Sans dérober sa terminologie, sans dévoiler les recoins de sa signification personnelle, j’ai réalisé que quelques chansons m’évoquent cette richesse, cette épaisseur. De temps en temps, je m’y replonge. Je les écoute. En boucle. Encore. Parfois jusqu’à une sorte… d’hypnose musicale et sentimentale. J’adore t’écrire de Franck de Monnet est une de ces chansons. Une espèce de non-tube absolu et redoutable. Sa structure est hors formats, sa mélodie supporte peu le fredonnement (le mien en tout cas), son vocabulaire et son phrasé sont d’une précision un poil crâneuse.

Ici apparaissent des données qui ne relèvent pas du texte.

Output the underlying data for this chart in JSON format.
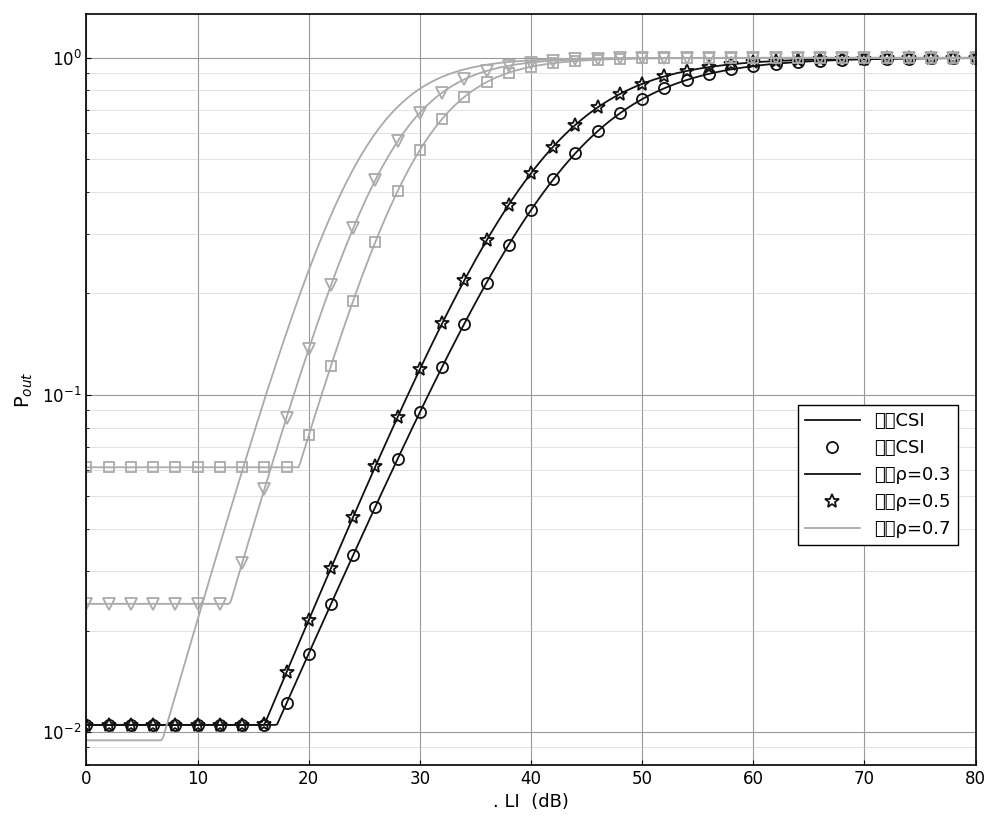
{
  "xlabel": ". LI  (dB)",
  "xlim": [
    0,
    80
  ],
  "x_ticks": [
    0,
    10,
    20,
    30,
    40,
    50,
    60,
    70,
    80
  ],
  "legend_labels": [
    "完整CSI",
    "部分CSI",
    "固定ρ=0.3",
    "固定ρ=0.5",
    "固定ρ=0.7"
  ],
  "colors": [
    "#111111",
    "#111111",
    "#aaaaaa",
    "#aaaaaa",
    "#aaaaaa"
  ],
  "linestyles": [
    "-",
    "-",
    "-",
    "-",
    "-"
  ],
  "markers": [
    "o",
    "*",
    "s",
    "v",
    ""
  ],
  "marker_sizes": [
    8,
    10,
    7,
    8,
    0
  ],
  "floor_rho03": 0.061,
  "floor_rho05": 0.024,
  "floor_base": 0.0105,
  "curve1_x0": 43.5,
  "curve1_scale": 5.8,
  "curve2_x0": 41.0,
  "curve2_scale": 5.5,
  "curve3_x0": 29.5,
  "curve3_scale": 3.8,
  "curve4_x0": 27.0,
  "curve4_scale": 3.8,
  "curve5_x0": 24.5,
  "curve5_scale": 3.8,
  "ymin": 0.008,
  "ymax": 1.35
}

Tout y est parfaitement appliqué et fragile.

Le site de Tôt ou tard, la maison de disque du chanteur, évoque son « style subtilement lettré » (ça finira par être déprimant d’être une fille aussi prévisible) puis associe un peu plus loin son album Malidor à un objet mystérieux entre lampe magique et boite de Pandore. C’est ça : j’aime les chansons qui s’ouvrent, souvent, sur des maux, mais livrent des enchantements et des sortilèges bien au delà des situations décrites et des pieds des lettres. Le charme rode toujours autour de la catastrophe.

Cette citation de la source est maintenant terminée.